Joshua Bates was a late addition to the Turinglab delivery team. He joined after the BJSS Academy recognised that his skills in Angular were suited to the Turinglab learning platform and that the engagement would be valuable to his development.
He had previously worked on a similar stack, so without even touching the platform, Josh had a good idea where everything was. “It was a good transition,” he explains. “I could get stuck in right away without having to learn where everything was. I had used this stack before – but on a much smaller scale than the Turinglab platform.”
While Josh was fortunate to have previously worked on a similar stack, he is still learning new things. A massive learning experience came in the form of Cross-site request forgery (CSRF). Having never heard of the term before, Josh had to read up and learn how to do it. CSRF is a type of attack that happens when a malicious website or email causes a browser to perform an unsolicited action on a trusted site. “It isn’t really a massive issue on the application,” he explained. “But it could become a problem in the future, so we thought it best to resolve it at this early stage of the project.”

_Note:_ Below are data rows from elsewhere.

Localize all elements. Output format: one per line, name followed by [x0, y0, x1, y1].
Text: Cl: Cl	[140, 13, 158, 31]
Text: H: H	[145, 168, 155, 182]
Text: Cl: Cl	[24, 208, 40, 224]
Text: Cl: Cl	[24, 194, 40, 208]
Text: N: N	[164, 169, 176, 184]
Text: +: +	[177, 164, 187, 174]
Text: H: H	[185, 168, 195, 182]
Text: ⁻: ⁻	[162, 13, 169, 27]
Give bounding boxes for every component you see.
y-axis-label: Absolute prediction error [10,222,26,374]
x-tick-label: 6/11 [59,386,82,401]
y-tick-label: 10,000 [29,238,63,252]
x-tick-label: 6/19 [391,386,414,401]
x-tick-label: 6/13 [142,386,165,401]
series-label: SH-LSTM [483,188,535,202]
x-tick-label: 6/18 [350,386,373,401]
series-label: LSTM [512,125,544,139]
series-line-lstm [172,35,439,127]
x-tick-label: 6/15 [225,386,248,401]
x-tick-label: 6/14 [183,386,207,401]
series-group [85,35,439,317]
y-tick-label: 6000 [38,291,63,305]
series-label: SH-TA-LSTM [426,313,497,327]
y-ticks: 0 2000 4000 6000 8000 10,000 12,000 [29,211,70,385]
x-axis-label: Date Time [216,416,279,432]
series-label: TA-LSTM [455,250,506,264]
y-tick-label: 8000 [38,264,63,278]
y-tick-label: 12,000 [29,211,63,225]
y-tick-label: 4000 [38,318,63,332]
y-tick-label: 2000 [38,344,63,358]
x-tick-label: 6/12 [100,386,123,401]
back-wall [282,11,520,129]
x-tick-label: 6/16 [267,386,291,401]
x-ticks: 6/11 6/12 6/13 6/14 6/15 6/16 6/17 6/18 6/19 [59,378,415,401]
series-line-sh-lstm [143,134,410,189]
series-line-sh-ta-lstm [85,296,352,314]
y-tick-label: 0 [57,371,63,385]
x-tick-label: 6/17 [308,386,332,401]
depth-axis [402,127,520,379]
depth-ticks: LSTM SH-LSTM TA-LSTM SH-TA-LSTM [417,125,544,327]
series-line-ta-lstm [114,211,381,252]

This is a BJSS delivery, so there are standards and tools that were deployed to benefit the project and to maintain our strict quality standards.
“The first thing I did when was to roll out coding standards to the code base,” said Josh. “Standards are important because they tell the developers how they must write their code instead of leaving it them to interpret themselves. With coding standards, everything is formalised.”
He added: “Some of my team have also been working on guidelines for Continuous Integration (CI). It’s a development practice that requires developers to integrate our code into a shared repository several times a day. It means that what we create is tested on an environment other than our computers.”
When asked what the delivery team was doing to improve the application, Josh described that the best applications are coded accurately. While this might sound like an obvious statement, it means that the code shouldn’t only do its job well, but it should also be also easy to add to, maintain and debug. The Turinglab delivery team is applying BJSS best practices to make sure that this is the case.